Wings (not the band)

 

13 August 2022


A pause for the heat. A pause for being not sick or dying. A pause for others, who are. May my angel be quieter than these blue machines that slice the air like serrated knives. Imagine if they were attacking you, my father said during Gulf War 1, how terrifying that would be. May my angel be not of anger but of mercy. May I not see the shadow of a plane over me, but an ordinary bird of ordinary pitch looking for an ordinary worm, me.


Some days his skin is as sensitive as a top secret document; you could dust it for prints, but there would still be the mystery of how it got here, locked away in a basement out of the sunshine, put to bed in a leather box. I wish I could make a character to fit my ideas, but I’m reduced to finding them on the local sidewalks and roads winding through the cemetery. Often, they don’t fit, but that’s what makes them so interesting, reverse allegorical misfits who hold mirrors to our faces. The woman in a MAGA hat offering solace to an immigrant woman. The abuser who loves my dog. You cannot purify purity, but you can make hay out of approximation.


The store was closed for air raid in Kyiv. The highway was closed for terrorist in Ohio. The violent and the dead are inconveniences we’re obliged to live with. Destruction is either a crime or an art. We confuse them like rabbits and vases.


My favorite tree breaks out in a thick black sap that runs down its light brown trunk. Other spaces open where the bark folds back, revealing glyphs in the shape of a leaping animal or a stylized man. They’d mean something, if someone intended it. I could spend a day seated beneath this tree, but the mosquitoes are too thick. Besides, to sit is not to make. The tree’s material presence, quiet, stoic, art gallery in the round, resists the flow of information (always the same river twice) that earns us our livings. As it were. To earn a living is not to live it. And that’s precisely the point.
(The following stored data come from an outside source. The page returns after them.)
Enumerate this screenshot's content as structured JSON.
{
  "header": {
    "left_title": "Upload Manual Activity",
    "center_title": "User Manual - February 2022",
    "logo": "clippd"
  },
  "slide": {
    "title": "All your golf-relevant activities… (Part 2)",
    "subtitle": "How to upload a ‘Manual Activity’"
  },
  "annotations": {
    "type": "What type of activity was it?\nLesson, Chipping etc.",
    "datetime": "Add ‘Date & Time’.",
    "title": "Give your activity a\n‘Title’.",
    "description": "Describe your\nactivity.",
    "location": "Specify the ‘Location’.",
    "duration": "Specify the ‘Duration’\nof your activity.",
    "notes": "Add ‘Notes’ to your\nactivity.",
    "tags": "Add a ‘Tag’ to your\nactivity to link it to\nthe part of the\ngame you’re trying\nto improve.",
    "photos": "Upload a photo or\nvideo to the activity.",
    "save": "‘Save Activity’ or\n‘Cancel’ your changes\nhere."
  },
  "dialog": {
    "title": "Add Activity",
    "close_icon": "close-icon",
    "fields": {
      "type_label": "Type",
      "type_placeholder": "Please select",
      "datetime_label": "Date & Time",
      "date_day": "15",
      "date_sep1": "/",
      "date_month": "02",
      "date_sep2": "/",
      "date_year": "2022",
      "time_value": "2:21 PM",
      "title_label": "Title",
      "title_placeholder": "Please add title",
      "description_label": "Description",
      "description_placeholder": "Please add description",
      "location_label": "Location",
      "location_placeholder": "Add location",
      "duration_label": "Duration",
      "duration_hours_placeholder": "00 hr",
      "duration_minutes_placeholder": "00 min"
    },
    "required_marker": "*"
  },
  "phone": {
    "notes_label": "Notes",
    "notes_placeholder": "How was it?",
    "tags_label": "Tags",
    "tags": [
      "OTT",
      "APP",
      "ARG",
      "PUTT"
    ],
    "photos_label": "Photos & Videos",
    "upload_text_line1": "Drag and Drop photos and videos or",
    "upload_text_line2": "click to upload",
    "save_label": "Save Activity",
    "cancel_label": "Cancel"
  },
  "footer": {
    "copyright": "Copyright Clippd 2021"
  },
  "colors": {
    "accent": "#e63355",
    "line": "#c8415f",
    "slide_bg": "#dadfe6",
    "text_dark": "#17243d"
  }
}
When my teacher asks me to see the images on my closed eye lids, I see darkness only. Last night I dreamed of bright yellow wings. Where they took me I can’t say, though like a small child I proclaimed the butterfly yellow. “I’ve been in kindergarten for six days!” a neighbor boy told me. Pride begins in sweetness.
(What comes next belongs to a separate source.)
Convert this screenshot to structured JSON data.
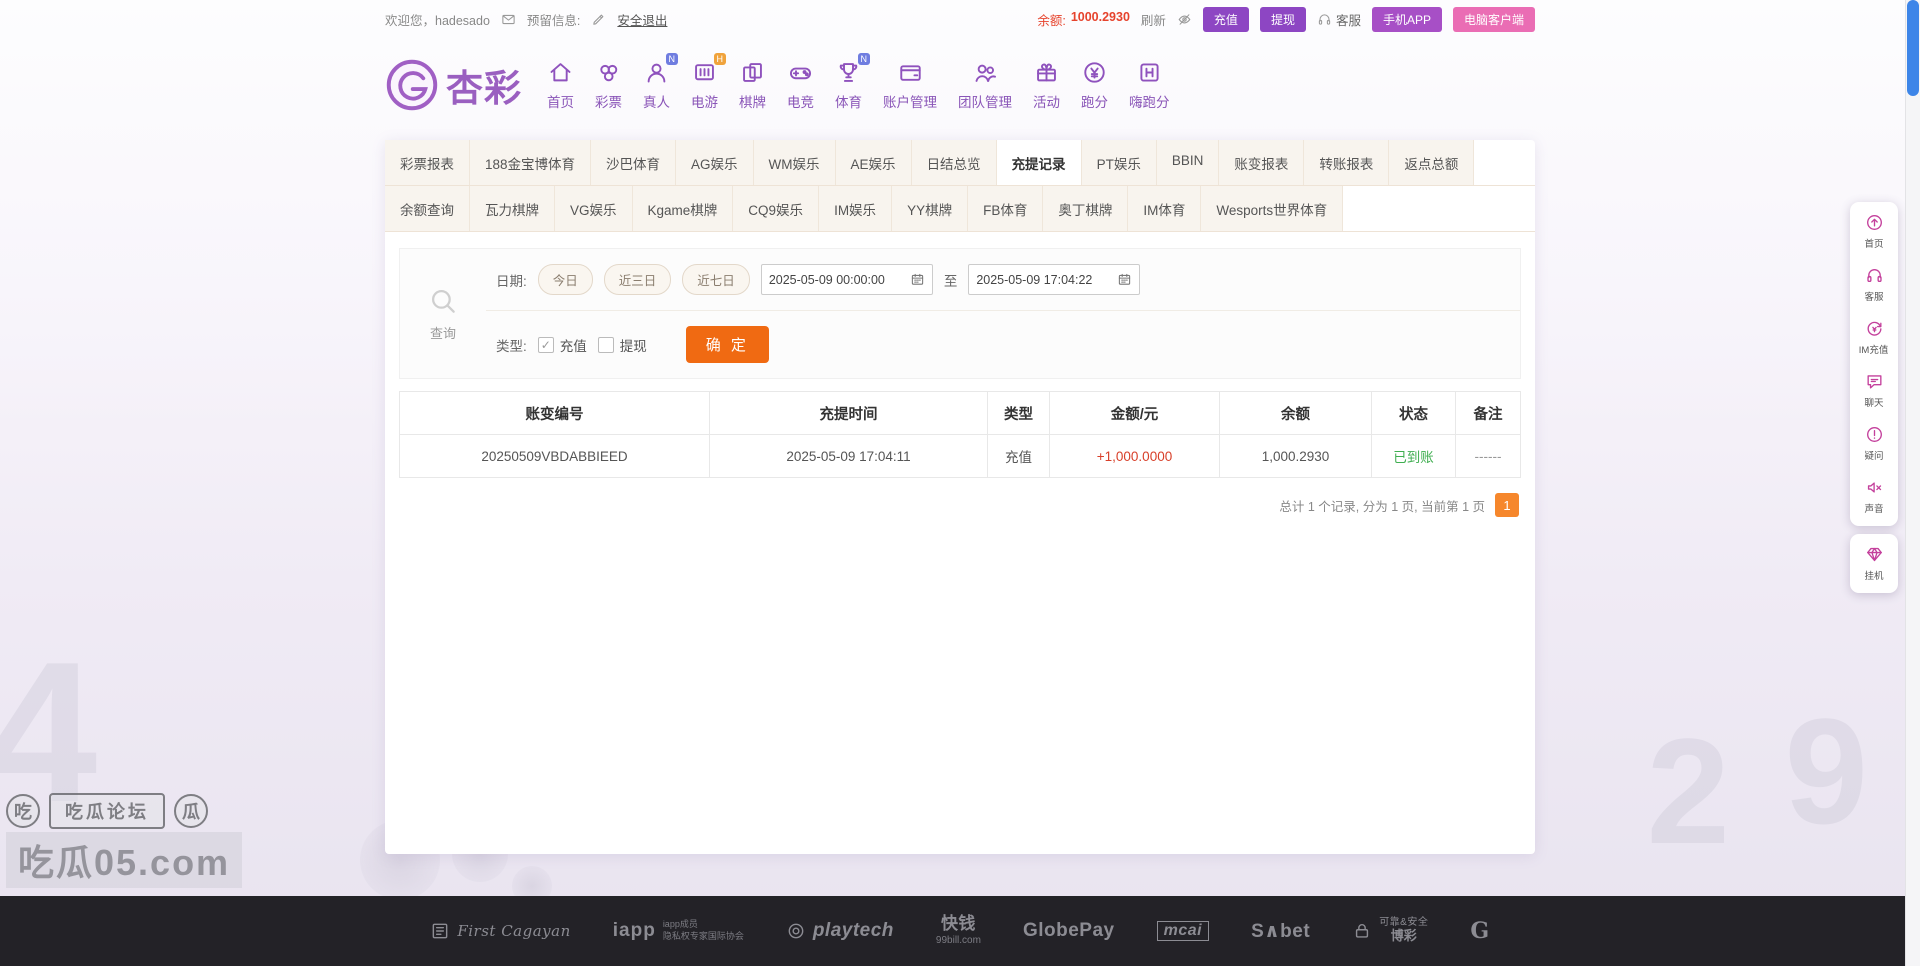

We see the Russian tank through the sights of a javelin. The tank rampages down a narrow road between tall trees. Dragoning fire from its back, it spins around and stops dead. Men the color of the tank emerge from its hatch. They run.
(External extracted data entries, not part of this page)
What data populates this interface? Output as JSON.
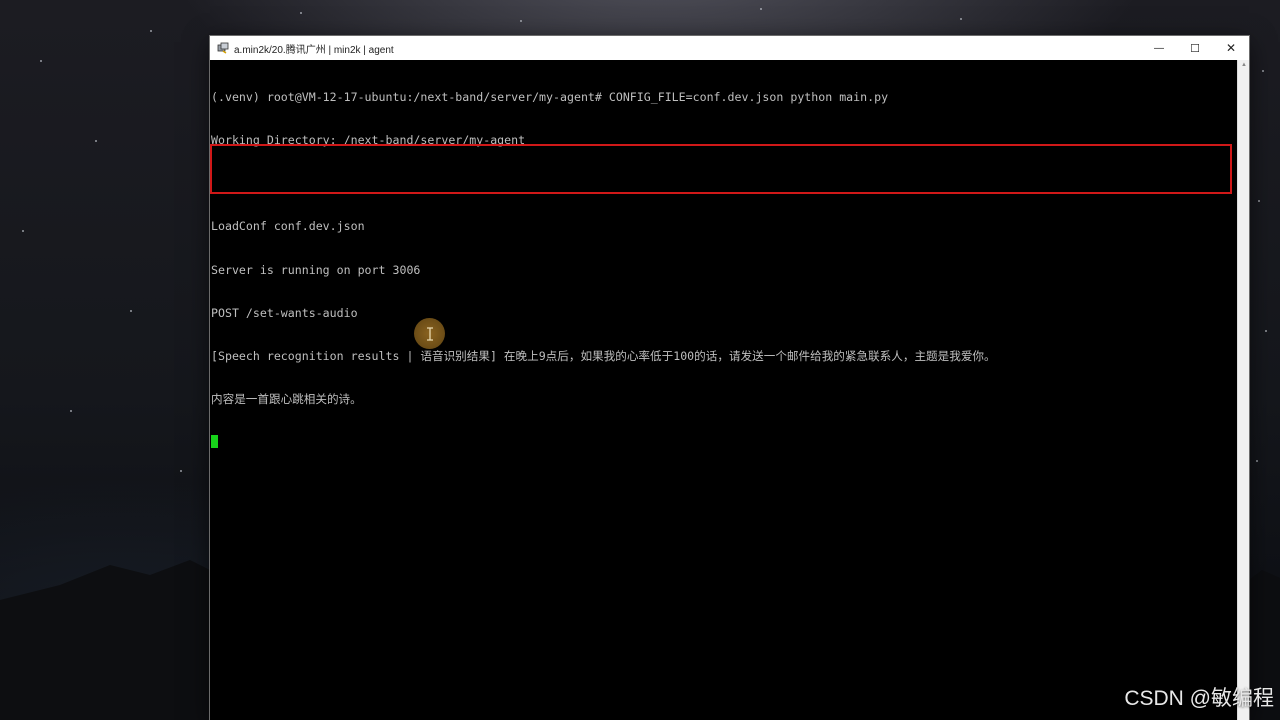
{
  "window": {
    "title": "a.min2k/20.腾讯广州 | min2k | agent",
    "controls": {
      "minimize": "—",
      "maximize": "☐",
      "close": "✕"
    }
  },
  "terminal": {
    "lines": [
      "(.venv) root@VM-12-17-ubuntu:/next-band/server/my-agent# CONFIG_FILE=conf.dev.json python main.py",
      "Working Directory: /next-band/server/my-agent",
      "",
      "LoadConf conf.dev.json",
      "Server is running on port 3006",
      "POST /set-wants-audio",
      "[Speech recognition results | 语音识别结果] 在晚上9点后，如果我的心率低于100的话，请发送一个邮件给我的紧急联系人，主题是我爱你。",
      "内容是一首跟心跳相关的诗。"
    ]
  },
  "watermark": "CSDN @敏编程",
  "colors": {
    "highlight": "#d01818",
    "cursor": "#17d31a",
    "terminal_text": "#bfbfbf",
    "terminal_bg": "#000000"
  },
  "icons": {
    "app": "putty-terminal-icon",
    "mouse": "text-cursor-icon"
  }
}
A dragonfly’s wing resembles a stained glass window set on the earth. A drop of black sap turns green for the camera lens, which holds its viscous drop up to the internet. Each walk a sequence of pictures taken and not taken. An old woman sits in a chair beneath the mountain, leaning over to a grave, adjusting something gently. Her son walks toward her, phone before face, having brought her here in a car. I'll remember her as one not taken.